O imperialismo e o fundamentalismo são as duas faces da mesma moeda: precisam um do outro nesta era de crise global, recessão, pandemia e decomposição capitalista.

Aqueles que tornaram possível o cenário de terror no Afeganistão são os mesmos que já antes o haviam feito no Iraque, na Síria, na Líbia ou no Iémen. Sim, por um lado são os talibãs, o Estado Islâmico, todos os tipos de bandos jihadistas reacionários... mas por detrás estão os seus patrocinadores, as monarquias reacionárias do Golfo Arábico, os mulás do Irão, o imperialismo que cria as condições para que existam, quando não os organiza e fortalece diretamente.

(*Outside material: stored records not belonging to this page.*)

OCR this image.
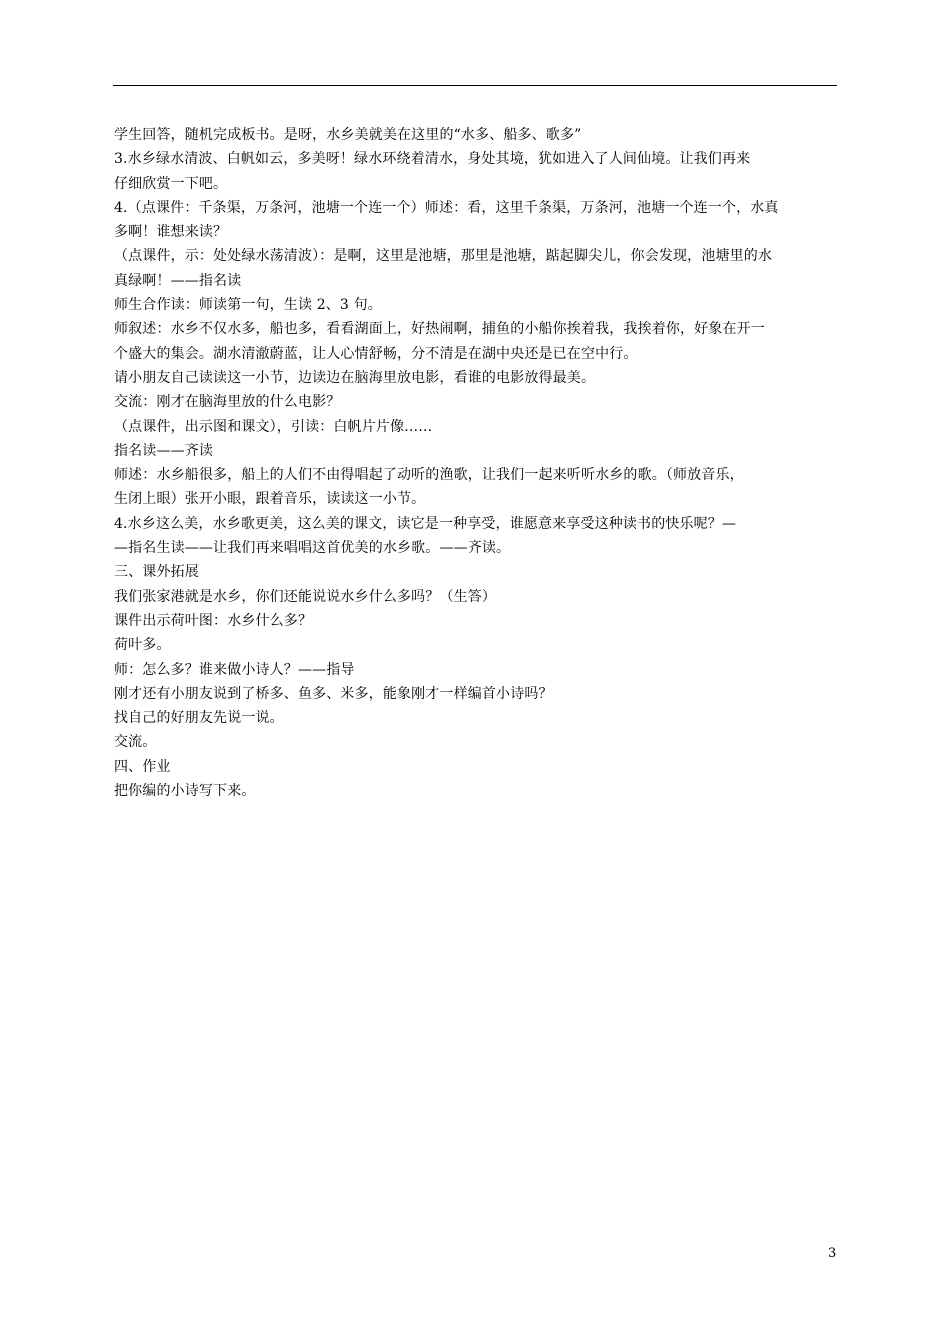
学生回答，随机完成板书。是呀，水乡美就美在这里的“水多、船多、歌多”
3.水乡绿水清波、白帆如云，多美呀！绿水环绕着清水，身处其境，犹如进入了人间仙境。让我们再来
仔细欣赏一下吧。
4.（点课件：千条渠，万条河，池塘一个连一个）师述：看，这里千条渠，万条河，池塘一个连一个，水真
多啊！谁想来读？
（点课件，示：处处绿水荡清波）：是啊，这里是池塘，那里是池塘，踮起脚尖儿，你会发现，池塘里的水
真绿啊！——指名读
师生合作读：师读第一句，生读 2、3 句。
师叙述：水乡不仅水多，船也多，看看湖面上，好热闹啊，捕鱼的小船你挨着我，我挨着你，好象在开一
个盛大的集会。湖水清澈蔚蓝，让人心情舒畅，分不清是在湖中央还是已在空中行。
请小朋友自己读读这一小节，边读边在脑海里放电影，看谁的电影放得最美。
交流：刚才在脑海里放的什么电影？
（点课件，出示图和课文），引读：白帆片片像……
指名读——齐读
师述：水乡船很多，船上的人们不由得唱起了动听的渔歌，让我们一起来听听水乡的歌。（师放音乐，
生闭上眼）张开小眼，跟着音乐，读读这一小节。
4.水乡这么美，水乡歌更美，这么美的课文，读它是一种享受，谁愿意来享受这种读书的快乐呢？—
—指名生读——让我们再来唱唱这首优美的水乡歌。——齐读。
三、课外拓展
我们张家港就是水乡，你们还能说说水乡什么多吗？（生答）
课件出示荷叶图：水乡什么多？
荷叶多。
师：怎么多？谁来做小诗人？——指导
刚才还有小朋友说到了桥多、鱼多、米多，能象刚才一样编首小诗吗？
找自己的好朋友先说一说。
交流。
四、作业
把你编的小诗写下来。
3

É bem possível que os talibãs façam acordos com a China. Mas na China capitalista de hoje nem as massas do Afeganistão nem de nenhum outro país encontrarão a solução para os seus problemas. Tampouco nas mensagens hipócritas do Ocidente, que a social-democracia e os seus aliados da nova esquerda reformista tentam branquear a todo custo.

Durante estes anos, a União Europeia devolveu ao Afeganistão milhares de refugiados que fugiam da guerra ou prendeu-os em campos de "internamento". Financiou regimes na Turquia ou Marrocos e senhores da guerra líbios para atuarem como guardas fronteiriços. Hoje fazem apelos hipócritas a que se respeitem os direitos das mulheres afegãs, enquanto preparam novas medidas para aumentar a sua opressão.

Só há um caminho para resolver o caos em que o capitalismo lança um país atrás do outro: a revolução socialista, a tomada do poder pela classe trabalhadora à frente das massas oprimidas, com um programa para derrubar a oligarquia e o imperialismo, que exproprie os setores fundamentais da economia e as coloque sob o controlo democrático da população.

Não há outra opção: socialismo ou barbárie!